The ruling came about as a result of a case involving a surrogate and father from the Washington suburban area.

The woman who carried the twins for a father used an egg donor and had no genetic relationship to them. Both she and the father did not want her listed as the mother, the Associated Press reported.

The decision was 56 pages long and was 4-3 in favour of not putting a baby’s mother on the birth certificate.

Dorrance Dickens, the lawyer for the father and surrogate, was pleased with the outcome and told the AP, “Maryland’s breaking ground here.”
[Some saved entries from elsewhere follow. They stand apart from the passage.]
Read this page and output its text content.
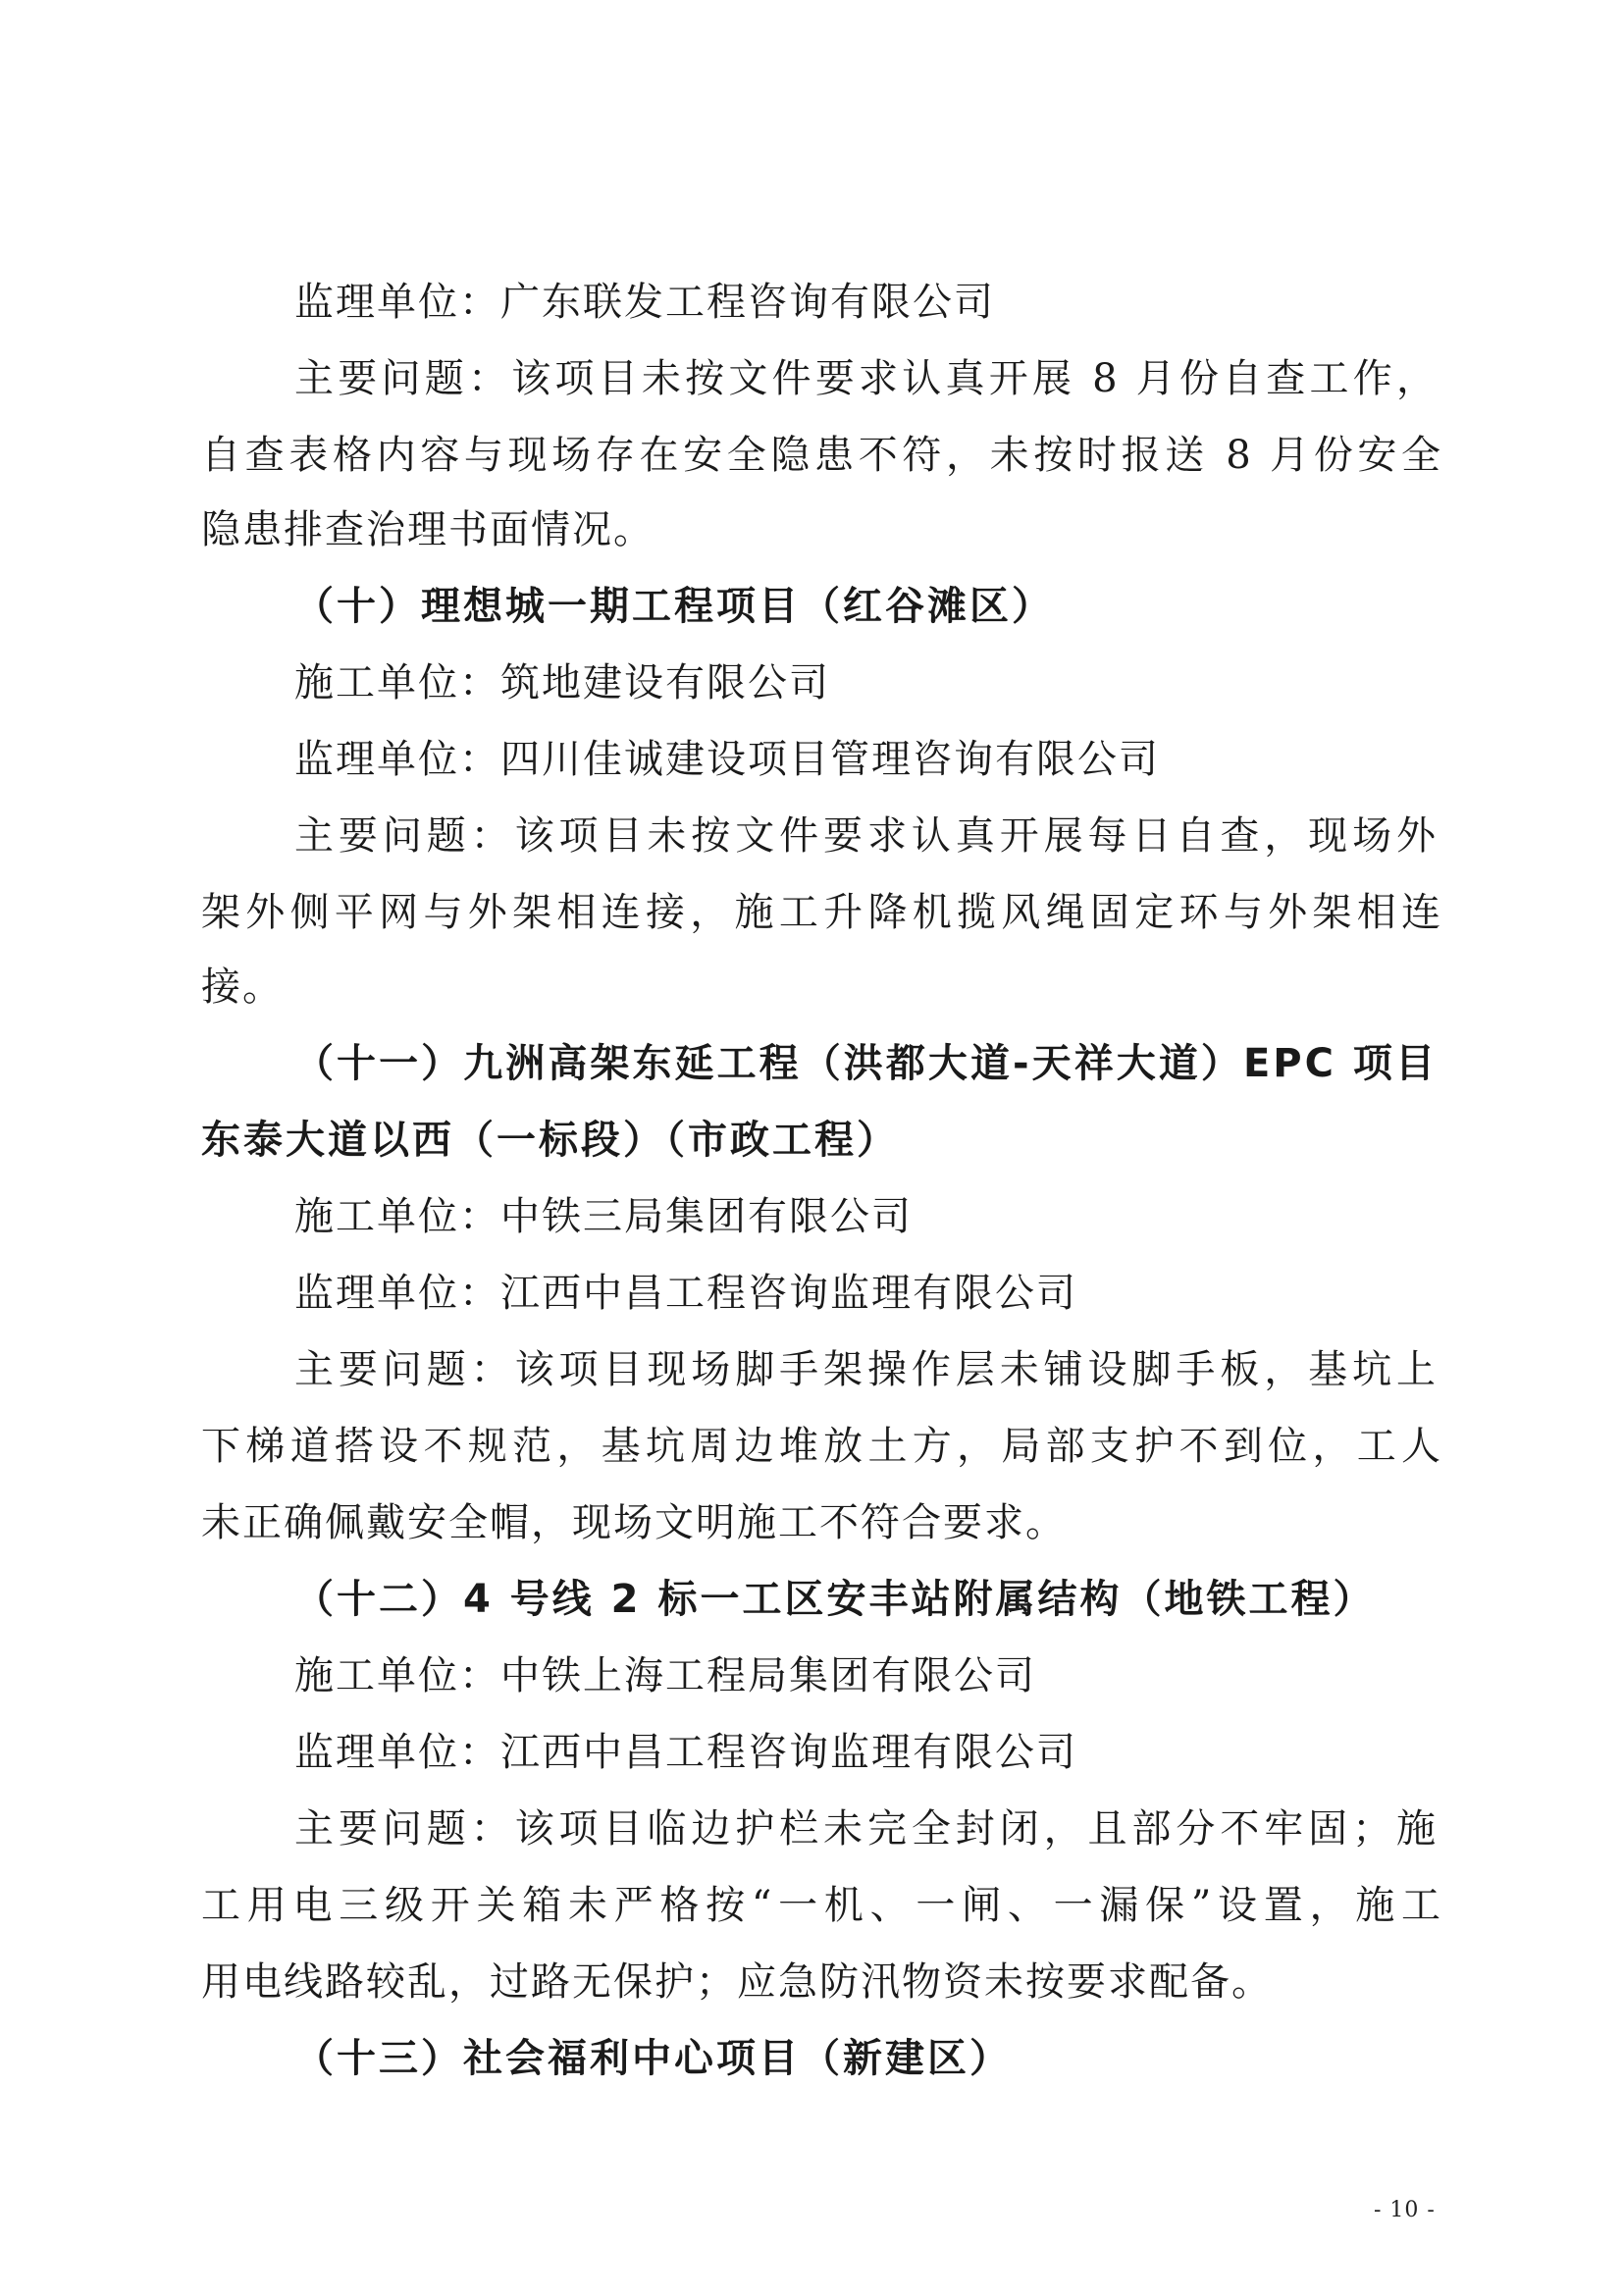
监理单位：广东联发工程咨询有限公司
主要问题：该项目未按文件要求认真开展 8 月份自查工作，
自查表格内容与现场存在安全隐患不符，未按时报送 8 月份安全
隐患排查治理书面情况。
（十）理想城一期工程项目（红谷滩区）
施工单位：筑地建设有限公司
监理单位：四川佳诚建设项目管理咨询有限公司
主要问题：该项目未按文件要求认真开展每日自查，现场外
架外侧平网与外架相连接，施工升降机揽风绳固定环与外架相连
接。
（十一）九洲高架东延工程（洪都大道-天祥大道）EPC 项目
东泰大道以西（一标段）（市政工程）
施工单位：中铁三局集团有限公司
监理单位：江西中昌工程咨询监理有限公司
主要问题：该项目现场脚手架操作层未铺设脚手板，基坑上
下梯道搭设不规范，基坑周边堆放土方，局部支护不到位，工人
未正确佩戴安全帽，现场文明施工不符合要求。
（十二）4 号线 2 标一工区安丰站附属结构（地铁工程）
施工单位：中铁上海工程局集团有限公司
监理单位：江西中昌工程咨询监理有限公司
主要问题：该项目临边护栏未完全封闭，且部分不牢固；施
工用电三级开关箱未严格按“一机、一闸、一漏保”设置，施工
用电线路较乱，过路无保护；应急防汛物资未按要求配备。
（十三）社会福利中心项目（新建区）
- 10 -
Maryland’s Equal Rights Amendment was utilised in arguing this decision: Maryland law already says that a man who doesn’t have a genetic relationship to a child may be ruled not to be the dad, so it should be the same for a mother, the majority said.

One of the judges, however, was not in agreement with the ruling.

Judge Dale Cathell wrote: “the majority, in essence, holds that if you do not intend to be the mother, you should not be responsible as a mother. [But] there are probably tens, if not hundreds of thousands, of fathers (and certainly mothers as well) who did not intend to be parents at the time of the actions that led to conception, who have been judicially determined to be responsible for the support of the child they did not intend to conceive.”

The children were born in 2001 and the case was argued in Maryland’s Court of Appeals, its highest court.